Ley Europea de Vivienda Asequible y alquileres de corta duración

El 9 de septiembre de 2026, la Comisión Europea presentó su propuesta de Ley de Vivienda Asequible (Affordable Housing Act), una nueva iniciativa legislativa destinada a abordar la asequibilidad y la disponibilidad de vivienda en las zonas de la Unión Europea sometidas a una presión residencial significativa.

La propuesta también aborda los alquileres de corta duración, incluidas las viviendas destinadas al alojamiento turístico.

Esto hace que la iniciativa sea especialmente relevante para destinos como Málaga, la Costa del Sol y Nerja, donde la vivienda residencial, las segundas residencias y los alojamientos turísticos —conocidos en Andalucía como viviendas de uso turístico (VUT)— conviven dentro del mismo mercado inmobiliario.

Sin embargo, conviene dejar claro un punto desde el principio:

La Comisión Europea no ha prohibido los alquileres de corta duración y la propuesta no introduce actualmente nuevas obligaciones para los propietarios de VUT en Andalucía.

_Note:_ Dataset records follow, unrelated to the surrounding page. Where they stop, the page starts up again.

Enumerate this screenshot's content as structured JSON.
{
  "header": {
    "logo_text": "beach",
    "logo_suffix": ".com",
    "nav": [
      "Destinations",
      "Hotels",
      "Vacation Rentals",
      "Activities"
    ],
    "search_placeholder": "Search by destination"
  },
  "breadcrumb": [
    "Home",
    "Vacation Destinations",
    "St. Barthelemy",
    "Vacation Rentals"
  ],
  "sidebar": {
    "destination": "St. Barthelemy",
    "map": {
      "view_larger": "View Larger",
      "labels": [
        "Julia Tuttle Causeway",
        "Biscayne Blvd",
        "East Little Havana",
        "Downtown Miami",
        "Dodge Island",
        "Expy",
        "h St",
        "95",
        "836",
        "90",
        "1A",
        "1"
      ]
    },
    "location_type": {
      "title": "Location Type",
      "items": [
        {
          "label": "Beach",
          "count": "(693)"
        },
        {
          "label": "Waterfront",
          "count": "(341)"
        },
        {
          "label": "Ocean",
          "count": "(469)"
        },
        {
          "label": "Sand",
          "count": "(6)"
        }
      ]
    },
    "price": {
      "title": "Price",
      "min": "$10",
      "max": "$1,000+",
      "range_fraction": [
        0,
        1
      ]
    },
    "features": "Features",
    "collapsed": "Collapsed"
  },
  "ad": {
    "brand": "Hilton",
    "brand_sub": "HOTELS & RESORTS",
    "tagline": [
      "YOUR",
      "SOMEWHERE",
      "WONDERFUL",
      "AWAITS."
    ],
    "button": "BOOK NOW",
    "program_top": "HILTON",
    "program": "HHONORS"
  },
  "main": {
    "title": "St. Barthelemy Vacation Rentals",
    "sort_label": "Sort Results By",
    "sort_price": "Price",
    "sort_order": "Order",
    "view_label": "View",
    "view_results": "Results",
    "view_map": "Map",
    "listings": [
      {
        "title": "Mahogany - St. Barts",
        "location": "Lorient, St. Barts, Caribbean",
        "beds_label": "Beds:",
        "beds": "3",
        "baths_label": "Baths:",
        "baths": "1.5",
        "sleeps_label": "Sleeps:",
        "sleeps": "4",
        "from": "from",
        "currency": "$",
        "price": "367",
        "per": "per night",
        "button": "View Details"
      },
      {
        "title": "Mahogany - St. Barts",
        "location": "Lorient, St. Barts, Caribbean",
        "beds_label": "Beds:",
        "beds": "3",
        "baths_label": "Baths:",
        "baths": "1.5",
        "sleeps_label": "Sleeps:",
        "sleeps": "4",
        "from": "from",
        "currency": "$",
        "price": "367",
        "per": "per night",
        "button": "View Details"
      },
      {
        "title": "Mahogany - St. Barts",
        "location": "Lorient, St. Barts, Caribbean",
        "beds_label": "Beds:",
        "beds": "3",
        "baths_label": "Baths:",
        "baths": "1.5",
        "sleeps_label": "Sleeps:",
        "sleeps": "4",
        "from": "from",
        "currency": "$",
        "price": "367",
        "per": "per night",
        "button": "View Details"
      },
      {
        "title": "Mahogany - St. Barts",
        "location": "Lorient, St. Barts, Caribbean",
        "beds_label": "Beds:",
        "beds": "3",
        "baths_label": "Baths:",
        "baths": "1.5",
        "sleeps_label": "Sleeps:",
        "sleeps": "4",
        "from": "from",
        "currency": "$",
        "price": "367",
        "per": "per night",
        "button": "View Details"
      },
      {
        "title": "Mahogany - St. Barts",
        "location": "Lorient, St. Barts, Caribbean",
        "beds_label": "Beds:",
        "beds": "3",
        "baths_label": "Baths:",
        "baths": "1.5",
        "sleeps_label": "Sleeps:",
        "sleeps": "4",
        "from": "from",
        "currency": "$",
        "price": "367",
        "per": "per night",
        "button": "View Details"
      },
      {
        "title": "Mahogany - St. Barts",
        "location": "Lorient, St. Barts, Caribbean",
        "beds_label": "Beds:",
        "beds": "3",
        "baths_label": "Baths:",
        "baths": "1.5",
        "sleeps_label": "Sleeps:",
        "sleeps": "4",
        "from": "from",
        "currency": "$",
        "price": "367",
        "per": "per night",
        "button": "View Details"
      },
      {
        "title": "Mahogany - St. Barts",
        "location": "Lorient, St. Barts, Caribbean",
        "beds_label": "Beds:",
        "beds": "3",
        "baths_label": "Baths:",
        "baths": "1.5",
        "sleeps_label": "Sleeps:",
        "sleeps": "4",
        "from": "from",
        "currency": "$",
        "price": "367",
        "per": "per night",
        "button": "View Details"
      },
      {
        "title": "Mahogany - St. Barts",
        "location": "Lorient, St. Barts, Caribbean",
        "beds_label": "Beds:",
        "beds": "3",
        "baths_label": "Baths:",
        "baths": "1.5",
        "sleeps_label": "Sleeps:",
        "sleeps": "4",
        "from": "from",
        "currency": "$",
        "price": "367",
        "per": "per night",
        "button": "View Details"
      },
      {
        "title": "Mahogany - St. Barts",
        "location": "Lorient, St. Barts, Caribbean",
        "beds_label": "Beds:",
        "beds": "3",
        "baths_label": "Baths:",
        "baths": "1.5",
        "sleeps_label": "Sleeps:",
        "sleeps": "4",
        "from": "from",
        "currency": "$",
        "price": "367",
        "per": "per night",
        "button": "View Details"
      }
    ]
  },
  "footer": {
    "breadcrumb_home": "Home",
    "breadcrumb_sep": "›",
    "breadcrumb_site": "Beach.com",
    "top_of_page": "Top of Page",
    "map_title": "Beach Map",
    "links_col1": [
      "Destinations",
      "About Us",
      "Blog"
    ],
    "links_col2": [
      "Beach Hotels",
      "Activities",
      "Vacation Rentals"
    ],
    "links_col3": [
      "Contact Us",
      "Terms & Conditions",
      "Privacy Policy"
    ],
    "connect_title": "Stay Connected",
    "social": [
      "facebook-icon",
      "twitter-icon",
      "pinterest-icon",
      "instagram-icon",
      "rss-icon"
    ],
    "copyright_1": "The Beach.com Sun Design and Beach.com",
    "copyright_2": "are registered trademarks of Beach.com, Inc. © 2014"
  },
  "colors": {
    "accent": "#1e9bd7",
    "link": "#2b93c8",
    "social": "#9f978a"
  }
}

Se trata de una propuesta legislativa. Todavía debe ser examinada por el Parlamento Europeo y el Consejo de la Unión Europea y, por tanto, puede modificarse sustancialmente durante el procedimiento legislativo.

¿Qué problema intenta abordar la Comisión Europea?

El punto de partida de la Comisión es la creciente dificultad para acceder a una vivienda asequible en muchas zonas de la Unión Europea.

Sin embargo, la situación dista mucho de ser uniforme.

En algunas ciudades y destinos turísticos, la presión sobre la vivienda es especialmente intensa. Según la Comisión, el uso de inmuebles residenciales para fines distintos de la residencia principal —incluidos los alquileres de corta duración, las segundas residencias y las viviendas vacías— puede contribuir a reducir la oferta de vivienda disponible para los residentes.

La propuesta pretende, por tanto, establecer un marco europeo común para evaluar las medidas adoptadas por las autoridades públicas con el objetivo de proteger la disponibilidad y la asequibilidad de la vivienda.

Esto no significa trasladar a Bruselas la regulación de los alquileres de corta duración.

Las políticas de vivienda y las decisiones sobre restricciones concretas seguirían correspondiendo a las autoridades nacionales, regionales y locales competentes, dentro del marco establecido por el Derecho europeo.

¿Qué podría cambiar para los alquileres de corta duración?

Esta es probablemente la parte más significativa de la propuesta para los propietarios y operadores de alojamientos turísticos.

La Ley de Vivienda Asequible proporcionaría a las autoridades públicas un marco jurídico más claro para regular los alquileres de corta duración en las zonas donde exista una presión documentada sobre el mercado de la vivienda.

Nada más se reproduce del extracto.